The smoothness of subdiagonals of the Cholesky factor of large covariance matrices is closely related to the degree of nonstationarity of autoregressive models for time series data. Heuristically, one expects for nearly stationary covariance matrix entries in each subdiagonal of the Cholesky factor of its inverse to be approximately the same in the sense that the sum of the absolute values of successive differences is small. Statistically, such smoothness is achieved by regularizing each subdiagonal using fused-type lasso penalties. We rely on the standard Cholesky factor as the new parameter within a regularized normal likelihood setup which guarantees: (a) joint convexity of the likelihood function, (b) strict convexity of the likelihood function restricted to each subdiagonal even when n < p, and (c) positive-definiteness of the estimated covariance matrix. A block coordinate descent algorithm, where each block is a subdiagonal, is proposed, and its convergence is established under mild conditions.

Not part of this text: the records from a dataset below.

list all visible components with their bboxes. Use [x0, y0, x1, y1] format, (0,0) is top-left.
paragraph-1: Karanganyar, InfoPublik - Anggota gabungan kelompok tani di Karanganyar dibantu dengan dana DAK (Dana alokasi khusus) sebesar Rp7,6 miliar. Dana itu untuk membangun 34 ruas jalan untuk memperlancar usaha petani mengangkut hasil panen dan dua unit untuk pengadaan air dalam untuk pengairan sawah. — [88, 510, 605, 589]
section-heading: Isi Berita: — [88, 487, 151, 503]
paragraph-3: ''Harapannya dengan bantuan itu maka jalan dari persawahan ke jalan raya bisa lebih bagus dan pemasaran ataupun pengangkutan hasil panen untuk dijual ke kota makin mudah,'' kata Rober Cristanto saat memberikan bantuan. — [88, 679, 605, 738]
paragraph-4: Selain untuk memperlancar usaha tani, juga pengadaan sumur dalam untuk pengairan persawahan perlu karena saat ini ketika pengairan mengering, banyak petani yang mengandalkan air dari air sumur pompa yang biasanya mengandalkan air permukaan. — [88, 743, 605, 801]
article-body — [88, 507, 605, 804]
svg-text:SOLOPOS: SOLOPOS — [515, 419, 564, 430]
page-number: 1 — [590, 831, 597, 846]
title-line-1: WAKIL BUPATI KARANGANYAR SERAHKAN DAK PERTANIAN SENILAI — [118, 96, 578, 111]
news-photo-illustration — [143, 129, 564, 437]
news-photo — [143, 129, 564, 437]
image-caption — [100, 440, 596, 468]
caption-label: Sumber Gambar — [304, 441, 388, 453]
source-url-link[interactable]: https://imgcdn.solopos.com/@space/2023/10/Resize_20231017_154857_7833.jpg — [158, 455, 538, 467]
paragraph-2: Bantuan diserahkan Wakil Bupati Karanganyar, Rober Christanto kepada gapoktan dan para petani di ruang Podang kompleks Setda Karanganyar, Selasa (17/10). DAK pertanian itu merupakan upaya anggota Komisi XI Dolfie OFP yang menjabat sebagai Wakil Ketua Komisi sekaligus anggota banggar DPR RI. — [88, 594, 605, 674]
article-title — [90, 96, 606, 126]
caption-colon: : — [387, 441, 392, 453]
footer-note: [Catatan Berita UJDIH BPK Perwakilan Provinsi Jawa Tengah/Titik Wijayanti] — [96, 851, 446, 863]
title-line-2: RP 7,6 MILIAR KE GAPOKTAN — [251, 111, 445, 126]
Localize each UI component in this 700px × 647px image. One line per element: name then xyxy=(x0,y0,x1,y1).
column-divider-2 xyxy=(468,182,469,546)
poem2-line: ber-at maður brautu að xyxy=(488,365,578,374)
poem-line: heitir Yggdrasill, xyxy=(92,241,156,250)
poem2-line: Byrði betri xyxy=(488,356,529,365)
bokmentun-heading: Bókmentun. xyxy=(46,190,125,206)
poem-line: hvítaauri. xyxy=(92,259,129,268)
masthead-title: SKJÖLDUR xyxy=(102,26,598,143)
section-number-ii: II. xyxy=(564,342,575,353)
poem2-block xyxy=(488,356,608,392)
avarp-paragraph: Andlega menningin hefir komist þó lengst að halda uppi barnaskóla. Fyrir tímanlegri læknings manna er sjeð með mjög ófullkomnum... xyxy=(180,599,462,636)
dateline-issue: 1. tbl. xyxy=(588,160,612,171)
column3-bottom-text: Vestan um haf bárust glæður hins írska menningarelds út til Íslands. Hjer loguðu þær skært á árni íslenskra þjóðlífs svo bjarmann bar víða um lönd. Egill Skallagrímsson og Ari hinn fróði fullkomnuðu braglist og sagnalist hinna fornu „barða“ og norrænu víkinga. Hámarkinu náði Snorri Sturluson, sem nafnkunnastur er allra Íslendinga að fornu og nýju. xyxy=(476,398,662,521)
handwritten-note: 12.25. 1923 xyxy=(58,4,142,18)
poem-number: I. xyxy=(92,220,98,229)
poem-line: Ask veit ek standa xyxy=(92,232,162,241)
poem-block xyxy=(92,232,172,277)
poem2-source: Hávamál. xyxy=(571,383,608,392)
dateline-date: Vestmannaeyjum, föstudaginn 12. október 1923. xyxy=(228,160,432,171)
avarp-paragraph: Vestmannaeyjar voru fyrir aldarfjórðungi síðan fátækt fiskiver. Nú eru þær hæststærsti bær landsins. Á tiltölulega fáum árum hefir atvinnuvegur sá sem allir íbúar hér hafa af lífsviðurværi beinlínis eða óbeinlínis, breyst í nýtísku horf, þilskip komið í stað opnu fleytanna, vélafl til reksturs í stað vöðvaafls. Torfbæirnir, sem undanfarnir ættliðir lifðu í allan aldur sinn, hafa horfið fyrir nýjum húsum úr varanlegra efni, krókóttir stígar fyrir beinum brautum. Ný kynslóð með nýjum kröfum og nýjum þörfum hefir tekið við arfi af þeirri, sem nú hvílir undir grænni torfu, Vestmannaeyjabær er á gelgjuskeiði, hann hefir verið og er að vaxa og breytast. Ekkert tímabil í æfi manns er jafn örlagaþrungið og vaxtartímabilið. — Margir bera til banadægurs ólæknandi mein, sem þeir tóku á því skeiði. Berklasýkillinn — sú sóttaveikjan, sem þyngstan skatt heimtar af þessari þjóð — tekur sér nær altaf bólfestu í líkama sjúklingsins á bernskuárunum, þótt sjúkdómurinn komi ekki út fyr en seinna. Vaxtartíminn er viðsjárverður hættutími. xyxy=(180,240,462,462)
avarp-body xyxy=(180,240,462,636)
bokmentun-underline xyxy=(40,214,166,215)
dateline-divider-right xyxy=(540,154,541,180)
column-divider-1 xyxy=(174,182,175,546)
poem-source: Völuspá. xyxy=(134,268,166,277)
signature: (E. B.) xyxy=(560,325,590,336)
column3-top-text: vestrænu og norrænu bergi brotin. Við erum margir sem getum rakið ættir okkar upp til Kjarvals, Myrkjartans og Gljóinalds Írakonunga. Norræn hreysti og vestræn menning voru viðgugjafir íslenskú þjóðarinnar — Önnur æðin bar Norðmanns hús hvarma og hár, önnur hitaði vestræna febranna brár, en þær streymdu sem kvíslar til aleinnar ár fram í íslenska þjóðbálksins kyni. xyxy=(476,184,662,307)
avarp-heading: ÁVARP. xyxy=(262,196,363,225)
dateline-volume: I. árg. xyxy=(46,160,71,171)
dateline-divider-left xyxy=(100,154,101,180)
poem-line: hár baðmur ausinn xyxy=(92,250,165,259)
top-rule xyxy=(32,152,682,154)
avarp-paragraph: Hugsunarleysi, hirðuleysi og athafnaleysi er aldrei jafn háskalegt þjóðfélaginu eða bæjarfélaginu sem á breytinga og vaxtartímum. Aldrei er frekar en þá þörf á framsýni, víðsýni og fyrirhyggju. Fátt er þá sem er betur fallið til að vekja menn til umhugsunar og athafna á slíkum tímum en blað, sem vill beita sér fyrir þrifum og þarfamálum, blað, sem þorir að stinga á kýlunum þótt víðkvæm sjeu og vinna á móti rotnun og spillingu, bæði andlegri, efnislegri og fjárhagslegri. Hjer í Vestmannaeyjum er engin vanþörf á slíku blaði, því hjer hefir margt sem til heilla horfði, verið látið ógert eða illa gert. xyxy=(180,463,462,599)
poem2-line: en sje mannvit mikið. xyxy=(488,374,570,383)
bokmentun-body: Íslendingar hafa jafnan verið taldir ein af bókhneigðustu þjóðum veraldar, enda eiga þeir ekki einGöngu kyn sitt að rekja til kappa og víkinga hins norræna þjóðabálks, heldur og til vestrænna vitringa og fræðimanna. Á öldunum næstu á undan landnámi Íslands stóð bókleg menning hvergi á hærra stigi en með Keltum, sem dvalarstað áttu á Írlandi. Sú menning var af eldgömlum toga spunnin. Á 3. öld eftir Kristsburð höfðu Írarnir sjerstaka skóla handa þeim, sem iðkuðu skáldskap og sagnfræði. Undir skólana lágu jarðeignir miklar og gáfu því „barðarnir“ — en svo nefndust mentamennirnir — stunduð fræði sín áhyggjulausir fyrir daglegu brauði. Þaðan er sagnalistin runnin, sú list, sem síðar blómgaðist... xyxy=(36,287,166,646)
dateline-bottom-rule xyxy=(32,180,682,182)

Lack of decoupling of the penalized likelihood function into a sum of functions involving individual subdiagonals gives rise to some computational challenges and advantages relative to two recent algorithms for sparse estimation of the Cholesky factor, which decouple row-wise. Simulation results and real data analysis show the scope and good performance of the proposed methodology. Software for our method is freely available in R language. Supplementary materials for this article are available online.

摘要

大协方差矩阵的 Cholesky 因子的次对角线的平滑度与时间序列数据的自回归模型的非平稳性程度密切相关。启发式地，人们期望其逆的 Cholesky 因子的每个次对角线中的几乎平稳的协方差矩阵条目在连续差异的绝对值之和很小的意义上大致相同。从统计上讲，这种平滑度是通过使用融合型套索惩罚对每个次对角线进行正则化来实现的。我们依靠标准 Cholesky 因子作为正则化似然设置中的新参数，它保证：(a) 似然函数的联合凸性，(b) 即使当n < p时，似然函数的严格凸性也仅限于每个次对角线和 (c) 估计的协方差矩阵的正定性。提出了一种块坐标下降算法，其中每个块是一个次对角线，并在温和的条件下建立收敛。缺乏将惩罚似然函数解耦为涉及各个次对角线的函数之和，这导致了一些计算挑战，并且相对于最近两种用于 Cholesky 因子稀疏估计的算法（逐行解耦）具有一些计算挑战和优势。仿真结果和实际数据分析显示了所提出方法的适用范围和良好性能。适用于我们方法的软件可以免费使用 R 语言。本文的补充材料可在线获取。